A guerra mantém-nos sem telefone e sem Internet

No passado domingo, os habitantes preparavam-se para uma nova escalada de violência: jactos de combate do exército, que até agora tinham operado principalmente na capital Cartum, sobrevoaram a cidade.

As suas bombas caíram tanto sobre bases das FAR como sobre bairros residenciais, disseram testemunhas à AFP.

As pessoas fariam qualquer coisa para garantir que os seus entes queridos estão bem, segundo o ativista e defensor dos direitos humanos Ahmed Gouja, que marchou Nyala mas tenta continuar a informar o mundo sobre a violência em curso.

Na semana passada, informou na plataforma X, o antigo Twitter, que cinco famílias inteiras foram “assassinadas num só dia”.

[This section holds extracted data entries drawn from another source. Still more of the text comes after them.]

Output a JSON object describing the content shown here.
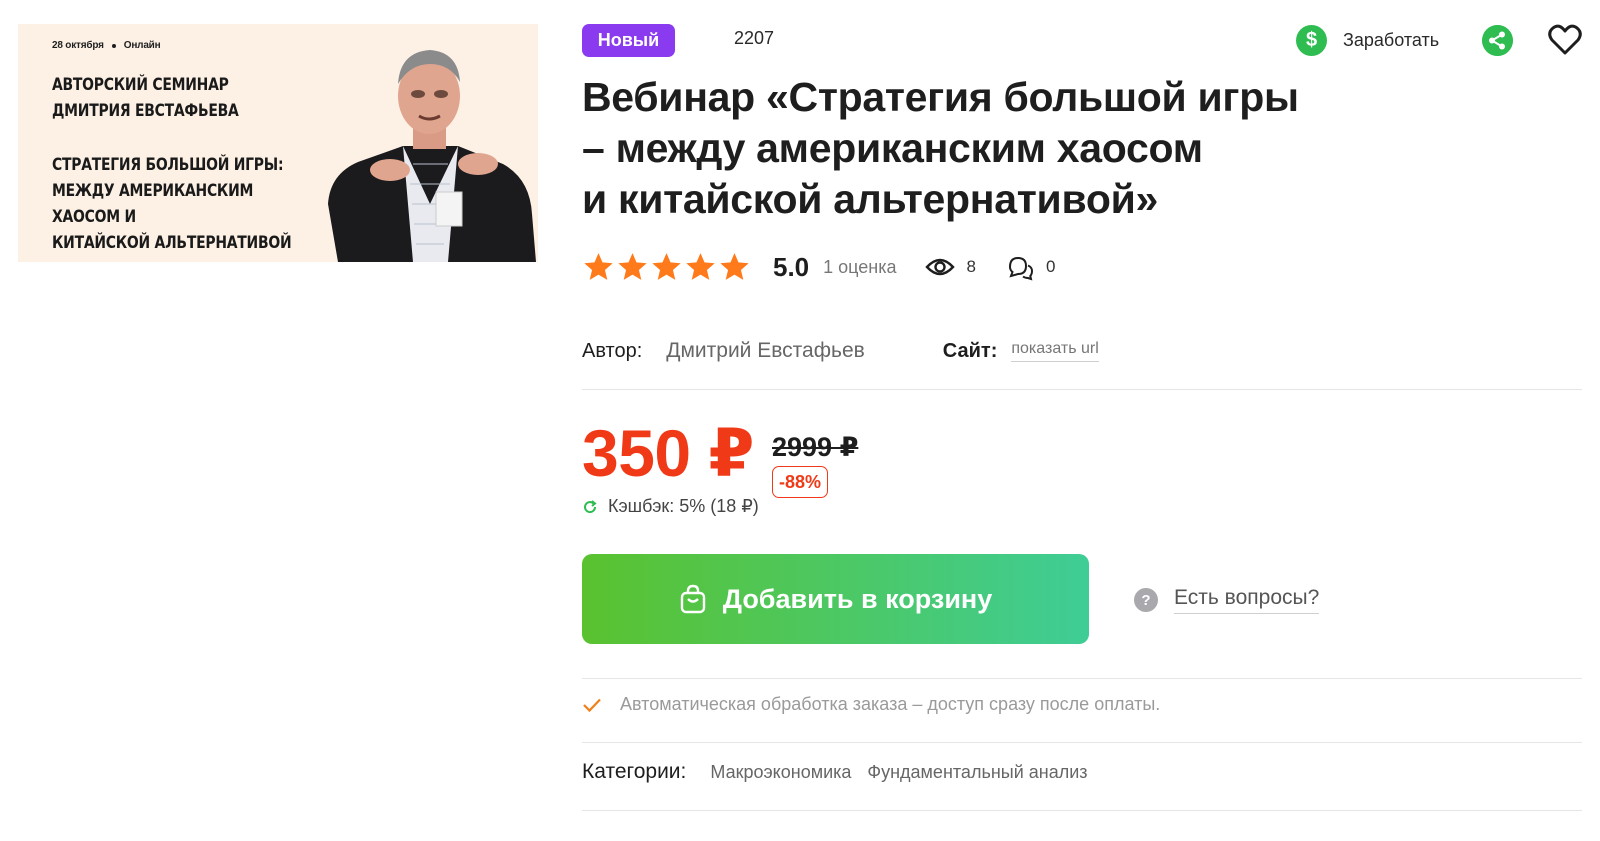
{
  "banner": {
    "date": "28 октября",
    "format": "Онлайн",
    "heading_line1": "АВТОРСКИЙ СЕМИНАР",
    "heading_line2": "ДМИТРИЯ ЕВСТАФЬЕВА",
    "subheading_line1": "СТРАТЕГИЯ БОЛЬШОЙ ИГРЫ:",
    "subheading_line2": "МЕЖДУ АМЕРИКАНСКИМ ХАОСОМ И",
    "subheading_line3": "КИТАЙСКОЙ АЛЬТЕРНАТИВОЙ"
  },
  "product": {
    "badge": "Новый",
    "id": "2207",
    "title_line1": "Вебинар «Стратегия большой игры",
    "title_line2": "– между американским хаосом",
    "title_line3": "и китайской альтернативой»",
    "rating_value": "5.0",
    "rating_stars": 5,
    "rating_count": "1 оценка",
    "views": "8",
    "comments": "0"
  },
  "actions": {
    "earn_label": "Заработать",
    "earn_icon": "dollar-icon",
    "share_icon": "share-icon",
    "favorite_icon": "heart-icon"
  },
  "meta": {
    "author_label": "Автор:",
    "author_name": "Дмитрий Евстафьев",
    "site_label": "Сайт:",
    "site_link": "показать url"
  },
  "pricing": {
    "price": "350 ₽",
    "old_price": "2999 ₽",
    "discount": "-88%",
    "cashback": "Кэшбэк: 5% (18 ₽)"
  },
  "cart": {
    "button_label": "Добавить в корзину",
    "questions_label": "Есть вопросы?"
  },
  "info": {
    "auto_processing": "Автоматическая обработка заказа – доступ сразу после оплаты."
  },
  "categories": {
    "label": "Категории:",
    "items": [
      "Макроэкономика",
      "Фундаментальный анализ"
    ]
  },
  "colors": {
    "accent_purple": "#8a3bf0",
    "price_red": "#f03a17",
    "green": "#2fbd52",
    "button_gradient_start": "#5ac22f",
    "button_gradient_end": "#3fcd96",
    "star_orange": "#ff7a1a"
  }
}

Ele próprio passou 16 dias “sem informação” da sua família em Nyala até conseguir contactar um dos seus irmãos “que veio para El Daein à procura de ligação à Internet”.

“Morremos a cada momento que passa enquanto estamos privados” de notícias dos nossos entes queridos, escreveu.

Suleiman Mofaddal tem visto, desde há semanas, famílias como a de Gouja passarem pelo seu gabinete em Daein, uma pequena sala com paredes amarelas, ansiosa por notícias dos que não podem ou não querem deixar as suas casas em Nyala.

Em cima da sua secretária, empilha uma pilha de pequenos rectângulos de papel, cuidadosamente dobrados, cada um com um nome escrito a tinta azul.

Alguns têm também um número de telefone, para o caso de o destinatário ter cobertura telefónica por um momento.

Todas estas cartas devem ser entregues aos condutores da equipa Mofaddal, que os levarão para Nyala.

“Normalmente, o destinatário escreve imediatamente a resposta e entrega-a ao motorista antes de este partir”, diz Mofaddal à AFP.

O taxista faz então a viagem de regresso, confiando que a estrada não está bloqueada por bombas.A estrada não está bloqueada por bombas, postos de controlo das milícias ou pelas fortes chuvas da estação chuvosa do Sudão.